Поколебавшись, он открыл буфет, достал графин с остатками самогона и несколько чистых стопок, понес к столу, стараясь не встретиться с чьим-либо случайным взглядом. Впрочем, остальные так же старательно не смотрели на него, как и друг на друга: держали паузу.

Низко наклоняясь и шаркая веником, Ксения монотонно выметала из-под стола черепки. Какой-то черепок хрустнул под каблуком, Луговой без замаха двинул носком ноги — и черепок полетел и раскололся на осколки где-то глубоко под диваном.

— Принеси что-нибудь закусить, — отрывисто бросил Ксении, морщась от необходимости снова пить.

Но жена будто оглохла — неторопливо мела веником, сгребая черепки в совок. Затем вышла из гостиной, но почти сразу вернулась в сопровождении какой-то бабы, мосластой, усатой, странно одетой для своих лет — в какую-то  легкомысленную разлетайку и салатовые брюки в белую полосу. Брюки были в обтяжку, и тазовые кости у бабы выпирали, как на скелете доисторического ящера в музее палеонтологии, а ноги отличались удивительной кривизной.

«Кто такая, откуда?» — опешил Луговой, ранее никогда не видевший эту бабу.

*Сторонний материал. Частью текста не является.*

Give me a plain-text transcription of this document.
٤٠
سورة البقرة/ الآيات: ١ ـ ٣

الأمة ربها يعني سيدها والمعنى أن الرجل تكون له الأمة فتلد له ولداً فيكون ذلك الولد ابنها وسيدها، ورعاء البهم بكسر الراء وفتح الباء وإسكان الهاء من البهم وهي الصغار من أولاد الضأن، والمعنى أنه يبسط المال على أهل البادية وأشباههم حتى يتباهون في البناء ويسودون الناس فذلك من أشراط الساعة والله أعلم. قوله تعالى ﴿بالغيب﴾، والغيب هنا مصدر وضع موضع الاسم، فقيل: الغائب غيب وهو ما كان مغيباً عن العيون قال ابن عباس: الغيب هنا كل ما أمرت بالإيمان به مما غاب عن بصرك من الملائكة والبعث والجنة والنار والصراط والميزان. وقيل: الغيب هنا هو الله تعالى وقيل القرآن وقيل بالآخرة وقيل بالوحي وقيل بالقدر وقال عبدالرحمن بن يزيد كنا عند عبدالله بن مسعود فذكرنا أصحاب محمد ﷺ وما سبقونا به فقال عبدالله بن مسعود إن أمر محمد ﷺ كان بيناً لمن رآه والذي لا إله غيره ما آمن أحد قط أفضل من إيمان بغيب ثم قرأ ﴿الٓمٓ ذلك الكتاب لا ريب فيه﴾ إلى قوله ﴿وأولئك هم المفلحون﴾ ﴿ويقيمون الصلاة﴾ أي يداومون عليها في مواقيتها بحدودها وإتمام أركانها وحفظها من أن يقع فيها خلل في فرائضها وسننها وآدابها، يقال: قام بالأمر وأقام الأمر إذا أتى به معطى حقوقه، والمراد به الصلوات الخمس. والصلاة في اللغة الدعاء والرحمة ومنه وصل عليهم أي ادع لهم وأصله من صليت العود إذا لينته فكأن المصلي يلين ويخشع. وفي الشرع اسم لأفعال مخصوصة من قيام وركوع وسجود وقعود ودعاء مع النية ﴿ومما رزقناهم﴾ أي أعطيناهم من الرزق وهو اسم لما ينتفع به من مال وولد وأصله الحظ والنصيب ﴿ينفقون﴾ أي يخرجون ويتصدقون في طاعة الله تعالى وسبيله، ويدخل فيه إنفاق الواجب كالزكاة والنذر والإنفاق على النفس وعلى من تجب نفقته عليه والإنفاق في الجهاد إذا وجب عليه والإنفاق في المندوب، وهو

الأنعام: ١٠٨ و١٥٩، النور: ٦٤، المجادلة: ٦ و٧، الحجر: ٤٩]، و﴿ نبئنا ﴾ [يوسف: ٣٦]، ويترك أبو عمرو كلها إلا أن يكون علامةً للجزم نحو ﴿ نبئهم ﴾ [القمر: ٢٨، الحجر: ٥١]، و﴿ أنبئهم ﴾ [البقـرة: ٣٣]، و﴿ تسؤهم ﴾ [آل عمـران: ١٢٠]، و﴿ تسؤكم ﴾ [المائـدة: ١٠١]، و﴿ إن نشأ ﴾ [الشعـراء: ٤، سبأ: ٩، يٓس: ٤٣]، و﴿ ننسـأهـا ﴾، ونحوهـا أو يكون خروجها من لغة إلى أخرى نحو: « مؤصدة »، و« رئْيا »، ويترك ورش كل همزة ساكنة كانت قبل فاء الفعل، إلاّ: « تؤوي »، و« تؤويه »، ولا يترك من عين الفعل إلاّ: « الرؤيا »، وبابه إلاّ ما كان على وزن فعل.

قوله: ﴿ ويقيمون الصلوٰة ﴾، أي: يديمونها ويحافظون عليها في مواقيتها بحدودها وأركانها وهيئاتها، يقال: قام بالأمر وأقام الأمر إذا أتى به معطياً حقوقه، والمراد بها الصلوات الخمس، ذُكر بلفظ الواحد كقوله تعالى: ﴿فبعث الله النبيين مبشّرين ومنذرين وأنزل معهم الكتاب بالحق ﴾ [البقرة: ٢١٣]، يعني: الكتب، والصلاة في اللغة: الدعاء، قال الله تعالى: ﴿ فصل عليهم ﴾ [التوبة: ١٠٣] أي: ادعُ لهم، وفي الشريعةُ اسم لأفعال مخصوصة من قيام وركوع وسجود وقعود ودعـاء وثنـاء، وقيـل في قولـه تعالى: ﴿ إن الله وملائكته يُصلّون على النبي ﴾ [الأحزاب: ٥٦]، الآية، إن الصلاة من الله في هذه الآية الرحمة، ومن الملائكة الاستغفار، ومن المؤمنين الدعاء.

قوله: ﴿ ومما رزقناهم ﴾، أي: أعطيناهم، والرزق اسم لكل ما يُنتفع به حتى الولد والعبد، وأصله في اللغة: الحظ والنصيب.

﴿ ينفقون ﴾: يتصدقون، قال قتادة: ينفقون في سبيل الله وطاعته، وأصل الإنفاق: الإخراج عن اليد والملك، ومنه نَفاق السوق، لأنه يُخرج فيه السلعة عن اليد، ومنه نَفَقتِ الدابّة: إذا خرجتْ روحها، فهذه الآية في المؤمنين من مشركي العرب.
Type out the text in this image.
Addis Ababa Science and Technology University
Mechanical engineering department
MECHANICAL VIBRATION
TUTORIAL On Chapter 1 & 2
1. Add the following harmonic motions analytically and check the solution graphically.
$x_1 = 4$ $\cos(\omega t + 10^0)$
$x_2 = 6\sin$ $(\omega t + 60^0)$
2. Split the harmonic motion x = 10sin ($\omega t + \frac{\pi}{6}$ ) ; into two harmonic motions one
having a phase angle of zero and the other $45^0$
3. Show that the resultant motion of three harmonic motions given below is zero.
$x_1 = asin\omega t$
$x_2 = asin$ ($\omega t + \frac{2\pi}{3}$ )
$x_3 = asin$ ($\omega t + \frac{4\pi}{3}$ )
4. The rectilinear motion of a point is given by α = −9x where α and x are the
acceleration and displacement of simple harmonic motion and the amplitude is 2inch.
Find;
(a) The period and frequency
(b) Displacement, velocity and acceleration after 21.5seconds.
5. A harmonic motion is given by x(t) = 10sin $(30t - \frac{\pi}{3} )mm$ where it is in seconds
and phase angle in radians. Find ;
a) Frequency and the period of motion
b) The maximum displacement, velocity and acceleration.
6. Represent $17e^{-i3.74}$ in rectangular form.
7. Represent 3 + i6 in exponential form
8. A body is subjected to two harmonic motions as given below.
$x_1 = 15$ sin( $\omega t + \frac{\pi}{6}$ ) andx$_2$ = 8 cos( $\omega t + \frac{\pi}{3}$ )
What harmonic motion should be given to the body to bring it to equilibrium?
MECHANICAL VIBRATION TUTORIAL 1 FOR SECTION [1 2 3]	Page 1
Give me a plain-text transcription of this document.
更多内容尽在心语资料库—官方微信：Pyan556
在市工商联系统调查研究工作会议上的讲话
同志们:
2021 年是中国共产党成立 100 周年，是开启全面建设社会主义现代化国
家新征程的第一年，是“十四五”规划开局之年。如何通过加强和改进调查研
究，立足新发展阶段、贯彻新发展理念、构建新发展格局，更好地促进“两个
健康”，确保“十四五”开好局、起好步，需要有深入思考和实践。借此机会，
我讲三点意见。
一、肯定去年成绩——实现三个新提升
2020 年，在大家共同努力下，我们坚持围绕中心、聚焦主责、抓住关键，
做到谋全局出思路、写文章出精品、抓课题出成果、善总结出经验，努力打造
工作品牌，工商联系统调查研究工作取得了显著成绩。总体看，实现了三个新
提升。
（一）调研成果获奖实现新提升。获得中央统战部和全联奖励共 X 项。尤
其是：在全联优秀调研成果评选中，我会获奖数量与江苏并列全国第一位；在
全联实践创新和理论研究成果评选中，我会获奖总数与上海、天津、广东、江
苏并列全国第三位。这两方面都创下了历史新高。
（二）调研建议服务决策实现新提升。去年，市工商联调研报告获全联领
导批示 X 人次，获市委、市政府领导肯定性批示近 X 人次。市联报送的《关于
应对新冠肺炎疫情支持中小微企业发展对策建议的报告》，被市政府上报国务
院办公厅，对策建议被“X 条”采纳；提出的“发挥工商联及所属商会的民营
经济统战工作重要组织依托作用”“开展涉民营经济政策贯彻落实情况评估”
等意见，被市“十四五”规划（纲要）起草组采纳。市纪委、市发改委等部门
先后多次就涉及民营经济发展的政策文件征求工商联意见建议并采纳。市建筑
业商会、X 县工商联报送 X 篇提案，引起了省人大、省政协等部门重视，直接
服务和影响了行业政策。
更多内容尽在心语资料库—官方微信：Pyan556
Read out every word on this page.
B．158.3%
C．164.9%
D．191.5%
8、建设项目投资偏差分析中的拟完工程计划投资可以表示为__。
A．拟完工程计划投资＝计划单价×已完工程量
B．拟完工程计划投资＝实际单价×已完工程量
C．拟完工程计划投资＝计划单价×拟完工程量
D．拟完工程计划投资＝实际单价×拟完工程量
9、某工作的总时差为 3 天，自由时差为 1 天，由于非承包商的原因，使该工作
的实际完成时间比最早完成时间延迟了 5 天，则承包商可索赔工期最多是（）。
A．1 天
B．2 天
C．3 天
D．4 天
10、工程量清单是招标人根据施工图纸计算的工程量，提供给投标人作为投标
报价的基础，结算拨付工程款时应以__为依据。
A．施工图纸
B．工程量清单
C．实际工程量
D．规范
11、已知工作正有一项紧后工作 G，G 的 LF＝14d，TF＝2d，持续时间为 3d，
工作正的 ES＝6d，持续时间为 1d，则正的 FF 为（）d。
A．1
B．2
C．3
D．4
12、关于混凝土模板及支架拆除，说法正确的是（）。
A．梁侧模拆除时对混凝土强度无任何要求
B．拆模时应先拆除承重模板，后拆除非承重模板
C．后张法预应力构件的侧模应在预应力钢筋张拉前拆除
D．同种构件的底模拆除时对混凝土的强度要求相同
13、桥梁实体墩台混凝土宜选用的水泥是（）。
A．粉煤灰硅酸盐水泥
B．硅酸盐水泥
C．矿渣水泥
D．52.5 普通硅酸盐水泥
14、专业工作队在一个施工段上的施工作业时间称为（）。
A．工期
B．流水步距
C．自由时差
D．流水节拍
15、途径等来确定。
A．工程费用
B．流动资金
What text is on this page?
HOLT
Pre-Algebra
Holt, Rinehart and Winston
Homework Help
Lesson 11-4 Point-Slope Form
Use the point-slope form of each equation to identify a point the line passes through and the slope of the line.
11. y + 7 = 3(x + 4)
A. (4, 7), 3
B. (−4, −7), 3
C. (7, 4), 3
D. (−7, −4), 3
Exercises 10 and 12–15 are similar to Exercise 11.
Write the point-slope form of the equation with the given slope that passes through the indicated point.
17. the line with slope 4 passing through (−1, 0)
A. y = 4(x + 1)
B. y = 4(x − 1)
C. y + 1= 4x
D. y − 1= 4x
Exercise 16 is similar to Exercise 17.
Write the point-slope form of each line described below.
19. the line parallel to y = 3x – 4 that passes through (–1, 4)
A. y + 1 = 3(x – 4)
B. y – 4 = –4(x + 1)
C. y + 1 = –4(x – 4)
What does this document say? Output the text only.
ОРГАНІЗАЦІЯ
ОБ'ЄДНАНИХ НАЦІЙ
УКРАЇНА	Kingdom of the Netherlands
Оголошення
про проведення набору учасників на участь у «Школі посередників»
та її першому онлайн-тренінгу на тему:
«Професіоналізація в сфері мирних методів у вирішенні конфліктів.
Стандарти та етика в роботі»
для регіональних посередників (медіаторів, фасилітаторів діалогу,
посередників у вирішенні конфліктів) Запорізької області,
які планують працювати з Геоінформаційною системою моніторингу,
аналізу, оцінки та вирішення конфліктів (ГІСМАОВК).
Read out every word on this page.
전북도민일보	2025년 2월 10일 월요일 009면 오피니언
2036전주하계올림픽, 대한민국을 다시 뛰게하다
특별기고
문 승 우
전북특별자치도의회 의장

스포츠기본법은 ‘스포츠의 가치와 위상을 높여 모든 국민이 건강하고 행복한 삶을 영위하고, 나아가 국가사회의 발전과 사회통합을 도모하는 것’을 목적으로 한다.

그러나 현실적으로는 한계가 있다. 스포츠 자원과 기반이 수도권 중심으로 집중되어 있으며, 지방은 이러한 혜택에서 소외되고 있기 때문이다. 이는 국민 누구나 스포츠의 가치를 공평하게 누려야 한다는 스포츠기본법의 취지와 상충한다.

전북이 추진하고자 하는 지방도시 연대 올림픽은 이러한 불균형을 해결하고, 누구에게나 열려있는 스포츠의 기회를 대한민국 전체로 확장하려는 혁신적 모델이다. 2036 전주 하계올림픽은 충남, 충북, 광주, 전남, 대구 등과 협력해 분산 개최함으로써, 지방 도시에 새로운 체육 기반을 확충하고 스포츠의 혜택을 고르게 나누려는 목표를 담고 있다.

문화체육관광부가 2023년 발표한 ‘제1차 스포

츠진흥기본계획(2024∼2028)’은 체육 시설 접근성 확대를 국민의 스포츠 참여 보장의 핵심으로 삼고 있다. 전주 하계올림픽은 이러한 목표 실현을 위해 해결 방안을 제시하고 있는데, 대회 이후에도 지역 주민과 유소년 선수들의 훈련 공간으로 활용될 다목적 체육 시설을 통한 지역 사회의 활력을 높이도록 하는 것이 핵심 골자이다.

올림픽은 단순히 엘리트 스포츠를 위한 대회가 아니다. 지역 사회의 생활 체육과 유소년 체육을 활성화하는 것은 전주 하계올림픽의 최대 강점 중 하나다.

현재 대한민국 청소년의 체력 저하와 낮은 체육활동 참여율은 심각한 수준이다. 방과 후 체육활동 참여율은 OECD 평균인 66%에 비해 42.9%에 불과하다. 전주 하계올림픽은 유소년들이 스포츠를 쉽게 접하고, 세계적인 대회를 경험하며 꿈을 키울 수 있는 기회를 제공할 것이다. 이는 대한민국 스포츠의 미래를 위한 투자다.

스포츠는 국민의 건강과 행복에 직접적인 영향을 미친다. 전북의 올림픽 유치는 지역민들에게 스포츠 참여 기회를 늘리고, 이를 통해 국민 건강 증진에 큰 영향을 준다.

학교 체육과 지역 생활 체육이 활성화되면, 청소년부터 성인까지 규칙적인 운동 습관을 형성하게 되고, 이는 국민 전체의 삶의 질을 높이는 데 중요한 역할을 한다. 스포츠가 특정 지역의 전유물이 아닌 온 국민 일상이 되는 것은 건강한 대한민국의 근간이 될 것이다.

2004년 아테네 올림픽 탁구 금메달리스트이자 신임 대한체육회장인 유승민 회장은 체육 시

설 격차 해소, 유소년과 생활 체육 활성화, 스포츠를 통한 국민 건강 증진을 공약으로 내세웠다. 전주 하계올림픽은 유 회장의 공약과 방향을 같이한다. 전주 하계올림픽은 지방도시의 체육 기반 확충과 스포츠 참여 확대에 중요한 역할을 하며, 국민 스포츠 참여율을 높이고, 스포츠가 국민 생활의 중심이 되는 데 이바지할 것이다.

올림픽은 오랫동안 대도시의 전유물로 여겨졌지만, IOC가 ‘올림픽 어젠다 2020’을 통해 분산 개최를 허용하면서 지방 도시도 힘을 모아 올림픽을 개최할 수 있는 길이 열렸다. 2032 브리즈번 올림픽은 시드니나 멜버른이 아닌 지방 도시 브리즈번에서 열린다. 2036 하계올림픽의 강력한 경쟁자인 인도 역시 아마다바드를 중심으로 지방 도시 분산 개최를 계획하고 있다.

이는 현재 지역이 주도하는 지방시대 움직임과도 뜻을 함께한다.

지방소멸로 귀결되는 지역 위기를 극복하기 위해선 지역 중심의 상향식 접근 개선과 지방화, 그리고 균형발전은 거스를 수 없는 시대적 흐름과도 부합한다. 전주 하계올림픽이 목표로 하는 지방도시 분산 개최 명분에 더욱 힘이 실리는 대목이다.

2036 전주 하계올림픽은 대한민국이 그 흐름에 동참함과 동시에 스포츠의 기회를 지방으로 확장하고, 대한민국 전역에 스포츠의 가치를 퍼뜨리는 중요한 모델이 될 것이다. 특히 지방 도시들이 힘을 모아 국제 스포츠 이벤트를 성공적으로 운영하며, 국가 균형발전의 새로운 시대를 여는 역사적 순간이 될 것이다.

— Ну-с! — пробасила усатая, окинув каждого подозрительным, грозным взглядом и безошибочно угадав в Луговом хозяина дома. — Где Ермолай Силыч?

Тут она увидела стопку с самогоном в руках у Лугового, — и рябые щеки ее дрогнули от негодования.

— Пьете? А где этот сукин сын? Сбежал из профилактория… Надрался и уже дрыхнет? Слово давал, сукин сын! С ног сбилась, всех его собутыльников, все ночлежки перетрясла… Какие-то клоповники, подвалы… А он — вот он где! Если б не ваше письмо на тумбочке… Где этот сукин сын? Ведите!

— Какое письмо? — удивился Луговой, но баба оттолкнула его плечом и двинулась в спальню, на долетавший оттуда храп Ермолая.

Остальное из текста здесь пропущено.